Keyboard shortcuts

Press or to navigate between chapters

Press S or / to search in the book

Press ? to show this help

Press Esc to hide this help

Writing Processors

Processors are scripts or programs that read worklist entries, extract metadata from files, and output facts for import.

Input and Output

A processor reads JSONL from worklist and writes JSONL for import-facts.

Input (from worklist):

{"source_id":123,"path":"/photos/IMG_001.jpg","basis_rev":0,"size":1024,"mtime":1703980800}

Output (for import-facts):

{"source_id":123,"basis_rev":0,"facts":{"Make":"Apple","Model":"iPhone 12"}}

The processor must pass through source_id and basis_rev unchanged.

Custom Processors

Read JSONL from stdin, extract facts from each file, output JSONL to stdout:

#!/bin/bash
while IFS= read -r line; do
  source_id=$(echo "$line" | jq -r '.source_id')
  basis_rev=$(echo "$line" | jq -r '.basis_rev')
  path=$(echo "$line" | jq -r '.path')

  # Extract facts (example: EXIF data)
  facts=$(exiftool -json -Make -Model "$path" 2>/dev/null | jq '.[0]')

  jq -nc \
    --argjson source_id "$source_id" \
    --argjson basis_rev "$basis_rev" \
    --argjson facts "$facts" \
    '{source_id: $source_id, basis_rev: $basis_rev, facts: $facts}'
done

The canonargs Helper

If you don’t want to handle JSONL parsing and output formatting yourself, canonargs takes care of that. You only provide a command that extracts data from a single file.

Installation

cargo install canonargs

Single Fact Mode

When your command outputs a single value:

canon worklist | canonargs --fact mime -- file -b --mime-type {} | canon import-facts

The {} is replaced with the file path. The command’s stdout becomes the fact value.

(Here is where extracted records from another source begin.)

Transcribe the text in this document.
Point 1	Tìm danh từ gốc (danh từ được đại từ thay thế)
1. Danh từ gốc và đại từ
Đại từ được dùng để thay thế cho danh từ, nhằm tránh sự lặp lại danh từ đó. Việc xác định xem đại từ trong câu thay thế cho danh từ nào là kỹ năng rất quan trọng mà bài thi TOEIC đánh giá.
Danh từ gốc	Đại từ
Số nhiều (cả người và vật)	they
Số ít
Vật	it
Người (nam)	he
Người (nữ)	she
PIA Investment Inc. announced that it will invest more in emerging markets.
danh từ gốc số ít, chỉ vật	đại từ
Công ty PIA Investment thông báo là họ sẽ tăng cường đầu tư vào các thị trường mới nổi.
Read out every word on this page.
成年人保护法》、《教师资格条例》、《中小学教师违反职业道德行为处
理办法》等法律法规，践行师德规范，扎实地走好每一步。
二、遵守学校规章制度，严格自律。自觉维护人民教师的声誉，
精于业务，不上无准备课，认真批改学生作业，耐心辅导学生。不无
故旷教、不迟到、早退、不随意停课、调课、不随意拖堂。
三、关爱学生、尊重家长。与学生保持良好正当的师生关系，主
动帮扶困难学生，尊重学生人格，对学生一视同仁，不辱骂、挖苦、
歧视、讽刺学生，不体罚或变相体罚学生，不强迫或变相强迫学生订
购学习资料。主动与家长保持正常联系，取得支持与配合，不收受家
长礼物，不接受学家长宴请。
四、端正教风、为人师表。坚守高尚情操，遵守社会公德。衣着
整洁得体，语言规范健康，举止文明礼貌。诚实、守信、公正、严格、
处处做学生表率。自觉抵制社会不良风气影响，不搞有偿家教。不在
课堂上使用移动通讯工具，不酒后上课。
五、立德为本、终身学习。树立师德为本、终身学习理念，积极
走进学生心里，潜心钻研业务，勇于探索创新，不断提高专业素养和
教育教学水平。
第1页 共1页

Default behavior: Values are stored as text. To specify a type, add --type:

# Store as datetime (enables |year, |month modifiers)
canon worklist | canonargs --fact DateTimeOriginal --type datetime -- exiftool -DateTimeOriginal -s3 {} | canon import-facts

# Store image width as number (using ImageMagick's identify)
canon worklist | canonargs --fact width --type number -- identify -format '%w' {} | canon import-facts

Valid types: datetime, duration, number

Key-Value Mode

When your command outputs key=value pairs (one per line):

canon worklist | canonargs --kv -- my-extractor {} | canon import-facts

Default behavior: All values are stored as text. To specify types, use key:type=value syntax:

width:number=1920
height:number=1080
DateTimeOriginal:datetime=2024:07:23 14:30:00
codec=h264

JSON Mode

When your command outputs a JSON object:

canon worklist | canonargs --json -- exiftool -json {} | canon import-facts

Example extractor output:

{"Make": "Apple", "Model": "iPhone 12", "DateTimeOriginal": "2024:07:23 14:30:00"}

JSON mode auto-detects numbers. If your command outputs "width": 1920 (a JSON number), it’s stored as a number. If it outputs "width": "1920" (a quoted string), it’s stored as text.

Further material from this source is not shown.